Uno de los trabajos que publicó ayer Science, que firma como primer autor Nikolas Jorstad, del Instituto Allen, analiza la expresión genética de las células del giro temporal medio, una región crítica para la comprensión del lenguaje, en humanos, chimpancés, gorilas, macacos y monos tití. Los investigadores vieron que todos estos primates comparten, en gran parte, los mismos tipos de célula que aparecieron en un momento de la evolución y se han ido conservando con la aparición de nuevas especies. Solo unos pocos cientos de genes mostraron pautas de expresión que solo se ven en humanos. Estos datos sugieren que las obvias diferencias entre un tití y un humano surgen de unos pocos cambios moleculares y celulares.
Entre los artículos de Science, también hay trabajos que analizan células en momentos clave del desarrollo del cerebro antes y justo después del nacimiento. El conocimiento de estos instantes también puede ayudar a producir mejores modelos para estudiar el cerebro humano, algo muy difícil de hacer con voluntarios de carne y hueso, o entender mejor qué modelos animales pueden ser útiles para avanzar en el conocimiento del órgano de la conciencia. Arlotta es una referencia internacional en la construcción de organoides, unos modelos tridimensionales creados a partir de células madre que simulan la estructura del cerebro.
Javier de Felipe, investigador del CSIC que ha participado en grandes colaboraciones internacionales como el Human Brain Project, cree que este tipo de proyectos ayudan “a mejorar la comunicación entre los científicos”, al poder definir con precisión “cuántos tipos de neuronas hay en el cerebro, que es algo que no conocemos, y también ver la relación que tienen esas características genéticas o morfológicas de las células con la función que desarrollan”. “Este tipo de proyectos nos dan muchos datos a los que luego tendremos que empezar a dar sentido”, explica.
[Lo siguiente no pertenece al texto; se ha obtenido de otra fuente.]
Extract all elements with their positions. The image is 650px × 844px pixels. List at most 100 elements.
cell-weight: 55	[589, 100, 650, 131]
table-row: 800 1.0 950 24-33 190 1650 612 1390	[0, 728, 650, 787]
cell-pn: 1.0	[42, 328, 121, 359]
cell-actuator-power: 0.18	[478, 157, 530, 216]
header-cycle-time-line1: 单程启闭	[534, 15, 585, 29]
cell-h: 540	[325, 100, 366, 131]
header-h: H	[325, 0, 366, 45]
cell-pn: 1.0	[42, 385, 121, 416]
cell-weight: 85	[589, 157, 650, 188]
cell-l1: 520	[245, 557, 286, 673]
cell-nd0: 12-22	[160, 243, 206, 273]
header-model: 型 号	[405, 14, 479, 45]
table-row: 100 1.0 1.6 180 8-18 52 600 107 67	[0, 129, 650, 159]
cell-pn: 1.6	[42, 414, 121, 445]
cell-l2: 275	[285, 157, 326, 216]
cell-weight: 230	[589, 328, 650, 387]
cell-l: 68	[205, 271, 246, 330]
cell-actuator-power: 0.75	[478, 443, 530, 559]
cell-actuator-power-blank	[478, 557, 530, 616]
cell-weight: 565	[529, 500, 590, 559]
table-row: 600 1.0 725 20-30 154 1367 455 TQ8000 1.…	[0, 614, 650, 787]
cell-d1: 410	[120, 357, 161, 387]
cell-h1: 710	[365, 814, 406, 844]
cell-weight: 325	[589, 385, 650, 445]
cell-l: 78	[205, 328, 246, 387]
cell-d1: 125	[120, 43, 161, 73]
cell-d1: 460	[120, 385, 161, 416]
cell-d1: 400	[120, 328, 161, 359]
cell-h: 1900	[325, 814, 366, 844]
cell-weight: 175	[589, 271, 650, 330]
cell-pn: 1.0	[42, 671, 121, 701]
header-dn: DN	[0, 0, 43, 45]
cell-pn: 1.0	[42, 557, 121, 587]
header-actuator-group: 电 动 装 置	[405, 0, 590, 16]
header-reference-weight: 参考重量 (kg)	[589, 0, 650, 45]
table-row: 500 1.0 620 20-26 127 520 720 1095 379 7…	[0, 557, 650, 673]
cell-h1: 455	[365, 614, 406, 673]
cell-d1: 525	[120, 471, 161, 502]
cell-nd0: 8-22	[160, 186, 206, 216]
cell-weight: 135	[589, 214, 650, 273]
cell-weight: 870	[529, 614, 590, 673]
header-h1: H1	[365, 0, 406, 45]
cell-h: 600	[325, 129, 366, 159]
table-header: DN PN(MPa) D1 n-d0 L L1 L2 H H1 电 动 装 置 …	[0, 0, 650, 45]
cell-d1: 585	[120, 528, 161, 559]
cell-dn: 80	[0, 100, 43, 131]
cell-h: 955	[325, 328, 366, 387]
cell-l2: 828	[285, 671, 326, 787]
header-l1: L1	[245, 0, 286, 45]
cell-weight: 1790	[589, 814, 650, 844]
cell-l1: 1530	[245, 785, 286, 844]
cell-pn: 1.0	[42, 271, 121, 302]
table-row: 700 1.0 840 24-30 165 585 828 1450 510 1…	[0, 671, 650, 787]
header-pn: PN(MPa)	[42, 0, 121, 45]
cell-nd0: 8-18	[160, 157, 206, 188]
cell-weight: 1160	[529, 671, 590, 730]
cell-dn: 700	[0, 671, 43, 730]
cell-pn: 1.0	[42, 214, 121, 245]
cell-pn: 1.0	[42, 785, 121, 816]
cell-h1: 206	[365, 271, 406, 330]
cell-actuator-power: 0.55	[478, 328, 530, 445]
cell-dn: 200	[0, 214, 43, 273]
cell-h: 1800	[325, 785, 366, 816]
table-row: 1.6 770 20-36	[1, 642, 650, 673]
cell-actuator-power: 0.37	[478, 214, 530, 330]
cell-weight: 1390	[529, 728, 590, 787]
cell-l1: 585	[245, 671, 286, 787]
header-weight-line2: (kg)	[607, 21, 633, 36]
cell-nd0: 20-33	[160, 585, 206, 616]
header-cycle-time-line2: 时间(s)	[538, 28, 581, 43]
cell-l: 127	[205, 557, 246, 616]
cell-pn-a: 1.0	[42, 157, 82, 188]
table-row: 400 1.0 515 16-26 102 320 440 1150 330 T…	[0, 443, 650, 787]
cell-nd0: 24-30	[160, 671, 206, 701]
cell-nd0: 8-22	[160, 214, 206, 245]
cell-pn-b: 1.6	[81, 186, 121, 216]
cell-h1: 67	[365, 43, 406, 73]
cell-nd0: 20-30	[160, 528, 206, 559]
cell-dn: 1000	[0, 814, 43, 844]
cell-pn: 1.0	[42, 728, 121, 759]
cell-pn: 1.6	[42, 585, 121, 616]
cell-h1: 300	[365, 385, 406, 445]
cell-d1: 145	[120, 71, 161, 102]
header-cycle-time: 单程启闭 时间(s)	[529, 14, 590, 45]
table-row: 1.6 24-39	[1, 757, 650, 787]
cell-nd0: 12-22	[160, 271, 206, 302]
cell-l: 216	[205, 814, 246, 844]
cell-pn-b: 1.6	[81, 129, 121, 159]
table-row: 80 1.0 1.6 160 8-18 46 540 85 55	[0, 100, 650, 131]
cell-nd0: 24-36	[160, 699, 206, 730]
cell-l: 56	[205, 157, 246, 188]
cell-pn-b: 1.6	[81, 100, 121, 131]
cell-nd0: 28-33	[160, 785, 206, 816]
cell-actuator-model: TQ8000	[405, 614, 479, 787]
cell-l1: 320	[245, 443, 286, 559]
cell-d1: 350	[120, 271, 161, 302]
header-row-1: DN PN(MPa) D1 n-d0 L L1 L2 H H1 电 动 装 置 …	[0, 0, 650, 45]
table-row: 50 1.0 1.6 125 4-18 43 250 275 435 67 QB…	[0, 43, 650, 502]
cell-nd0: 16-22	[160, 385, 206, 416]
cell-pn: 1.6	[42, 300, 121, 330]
Juan Lerma coincide en que esto, “de una forma similar a lo que significó la secuenciación del genoma humano, es un mapa”. “Cuando tú tienes un mapa de un territorio, lo siguiente que tienes que hacer es empezar a explorar ese territorio”, afirma.
Como sucedió hace 400 años con Brahe y Kepler, los datos, y las caras y precisas herramientas que se necesitan para cosecharlos, precederán a los grandes descubrimientos que cambiarán nuestra visión del mundo, también la de quienes no entienden de transcriptómica o de movimientos planetarios. Como entonces, detrás de este proyecto para conocer todas las células del cerebro, su localización y sus funciones, está el dinero de un magnate. Paul Allen, cofundador de Microsoft y fallecido en 2018, creó en 2003 el Instituto Allen para la Ciencia del Cerebro, la organización que, junto a los NIH, lidera la iniciativa. A diferencia del noble danés, la institución creada por el tecnomillonario pondrá los datos obtenidos en este proyecto a disposición de todos los nuevos Kepler que intenten conocer la realidad con ellos.